J’y suis donc allée un samedi matin d’automne
Sur le papier, c’est chic. On voit de suite les feuilles oranges qui jonchent les trottoirs, les bottines rembourrées, les petites écharpes moell’ moell’ et le bonnet à pompons. Seulement, la vraie vie c’est pas Instagram. T’as beau croiser un chien mignon et envisager de chopper un Caramel Macchiato sur le chemin, il n’en reste pas moins qu’on est samedi matin, qu’il pleut et que la seule chose orange dans le paysage c’est toi, parce que t’as eu la main lourde sur le fond de teint en pensant que ça te donnerait meilleure mine.
Par ailleurs, il est bien évident que quand tu n’en cherche pas, des cafés de la mondialisation, il y en a tous les 100 mètres, mais quand tu en cherches désespérément un pour apaiser ta douleur, tu n’en trouves nul part. J’ai quand même insisté malgré ma mauvaise humeur parce que ça m’arrive pas souvent d’aller me chercher une pinte de café chimique aromatisé à 10 balles, mais là, là j’en ressentais le besoin. Éveillée comme je l’étais, lorsque le barista m’a dit d’un air interrogatif : Un prénom ? J’ai répondu : “Oui, ce sera tout, merci.”
Oui, moi je suis toujours au taquet sur les interactions sociales, c’est une question de principe.
Donc, la réalité de cette journée, en substance, c’est que t’as les yeux qui collent, les deux pieds humides d’avoir marché dans des flaques et un cafard qui déborde du café avec lequel tu viens tout juste de brûler.
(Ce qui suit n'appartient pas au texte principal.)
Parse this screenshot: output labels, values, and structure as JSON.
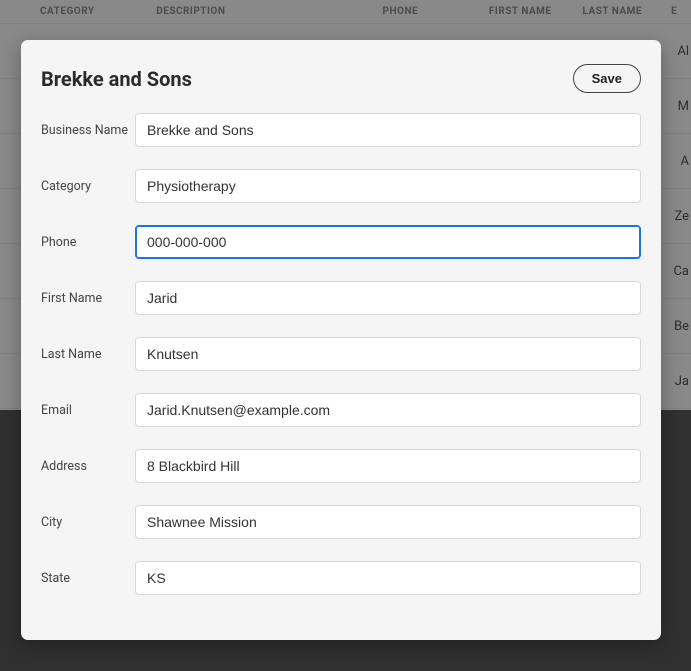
{
  "background": {
    "headers": {
      "category": "CATEGORY",
      "description": "DESCRIPTION",
      "phone": "PHONE",
      "first_name": "FIRST NAME",
      "last_name": "LAST NAME",
      "email_abbrev": "E"
    },
    "rows": [
      "Al",
      "M",
      "A",
      "Ze",
      "Ca",
      "Be",
      "Ja"
    ]
  },
  "dialog": {
    "title": "Brekke and Sons",
    "save_label": "Save",
    "fields": {
      "business_name": {
        "label": "Business Name",
        "value": "Brekke and Sons"
      },
      "category": {
        "label": "Category",
        "value": "Physiotherapy"
      },
      "phone": {
        "label": "Phone",
        "value": "000-000-000"
      },
      "first_name": {
        "label": "First Name",
        "value": "Jarid"
      },
      "last_name": {
        "label": "Last Name",
        "value": "Knutsen"
      },
      "email": {
        "label": "Email",
        "value": "Jarid.Knutsen@example.com"
      },
      "address": {
        "label": "Address",
        "value": "8 Blackbird Hill"
      },
      "city": {
        "label": "City",
        "value": "Shawnee Mission"
      },
      "state": {
        "label": "State",
        "value": "KS"
      }
    }
  }
}
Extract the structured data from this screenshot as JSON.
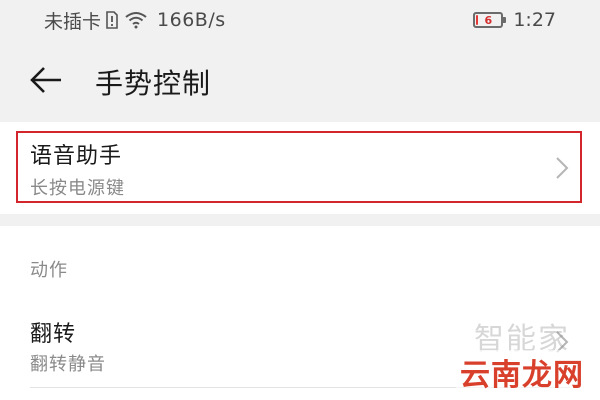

Bref, c’est typiquement le genre de journée où t’écoute William Sheller avec un air triste. Voilà, c’est avec ce mood bien frais que j’ai pris le chemin de la Cinémathèque. Heureusement, au milieu de toute cette mélasse m’est apparue l’affiche de l’expo, une photo détourée d’Agnès Varda dans les années 60, en noir et blanc sur un fond fleuri et coloré, comme un phare dans la nuit.
Et en effet, en entrant dans la cinémathèque, j’ai retrouvé le sourire
La première photo que l’on voit avant même d’entrer dans l’espace d’exposition à proprement parler, c’est Agnès Varda qui fait une grimace. D’ailleurs, je me suis demandée comment elle s’appelait cette grimace, vous savez celle où l’on met son pouce sur le nez. Si, si, faites-le, vous allez voir. Vous voyez ? Et bien je me suis renseignée, j’ai tapé sur Google “Grimage, pouce sur le nez”. Et ça s’appelle un pied de nez. Voilà, maintenant, vous savez. Peut-être que vous saviez déjà ? Pas moi. Je connaissais l’expression mais j’ignorais que c’est comme ça qu’on appelait la grimace. Il paraît même qu’on peut faire un double pied de nez, en reliant le deuxième pouce au petit doigt de la première main. Oui, c’est technique. Bon, de toute façon quand on fait ça moi je trouve qu’on dirait plutôt qu’on joue de la flûte. Mais c’est une autre histoire.
Cette exposition, dès le départ, est comme : enveloppante
Dans la première salle, les images se mélangent et les sons extraits des vidéos se répondent. Il y en a un peu partout, les murs sont colorés et rien n’est tout à fait fermé, il y a des ouvertures qui permettent d’apercevoir la suite, on nous murmure visuellement que tout est lié, que ces éléments, qui ont rempli sa vie et nourri son travail ne se sont pas chassés les uns après les autres, mais se sont ajoutés, répondus, complétés, comme des feuilles de papier calque.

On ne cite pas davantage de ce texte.